To conclude, 2017 has been a year dominated by the re-opening of the vexed discussion of the moral status of the embryo, by the value of the fourteen day limit on research on human embryos as a valid “compromise” for international policy regulation, by the discussion of the “societal justifiability” of genome editing technologies such as CRISPR or mitochondrial replacement techniques coupled with IVF technologies. 2018 promises to be an exciting year for bioethics, medical ethics, and law and ethics, especially since the beginning of a new term for the U.S. Supreme Court on October 2017, in which the justices have agreed to hear thirty-three cases, including battles over gun rights, sexual-discrimination, privacy and security, religious freedom and alien rights (Slattery 2017).
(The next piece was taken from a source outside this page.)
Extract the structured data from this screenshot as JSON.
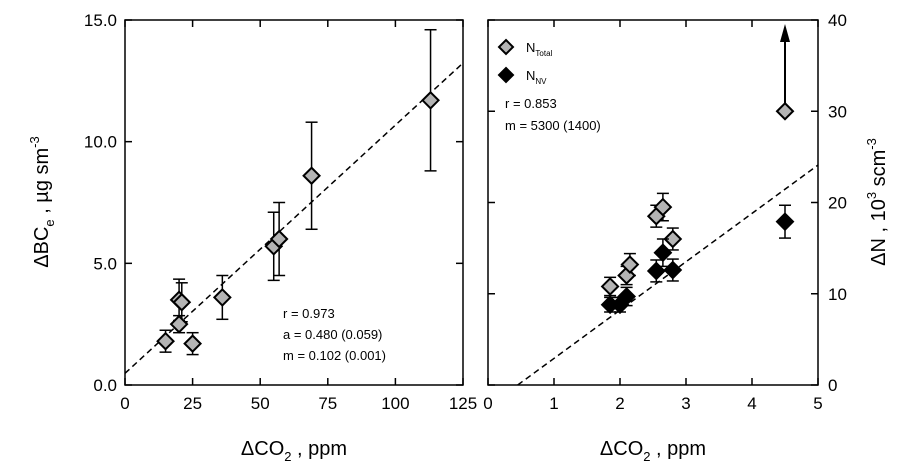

Other issues with which we have been familiar for years will re-emerge as contested issues in 2018. For example, abortion is going to feature prominently, with some high-profile cases on both sides of the pond. The Northern Ireland abortion ban is currently being challenged, at the time of writing this piece, in front of the U.K. Supreme Court, while the promulgation of an increasing number of state-based foetal protection laws in the United States seems to threaten women’s right to have an abortion (Meredith 2016).

It seems therefore that there are old and new ethical issues on the table, with plenty of issues for bioethicists to engage with. As bioethicists, we need to pursue our work with a rigor and focus that strengthens our legitimacy beyond the pages of bioethics journals. Paraphrasing from Leif Oxburgh, scientist and principal investigator leading a molecular medicine laboratory at Maine Medical Centre Research Institute (MMRCI) in Portland, ME,Footnote 5 sometimes bioethicists may appear to scientists, or to those outside the field, to be “re-arranging the deck chairs on a sinking ship.” I received this comment after giving a talk at MMRCI on the ethical challenges posed by the applications of CRISPR genome editing to human embryos in the summer of 2017. I had not realized, at that time, that a talk given to scientists outlining the ethical challenges raised by the uses of CRISPR genome editing on human embryos might come across as “re-arranging the chairs” on a “sinking ship.” Out of metaphor, the discussion about the vexed status of the human embryo, and a similar discussion about the fourteen day limit for research on human embryos, could be equated to “re-arranging the deck chairs”; while the untouched background discussions on a right (or not) to universal healthcare, and the question of public trust in expert knowledge with its manifold ramifications, could be equated to the “sinking ship.” In short, are we—as bioethicists—merely rearranging deck chairs on a sinking ship with our arguments, instead of trying to save the ship from sinking? I, for one, will carry this question forward with me as we embark on the coming year.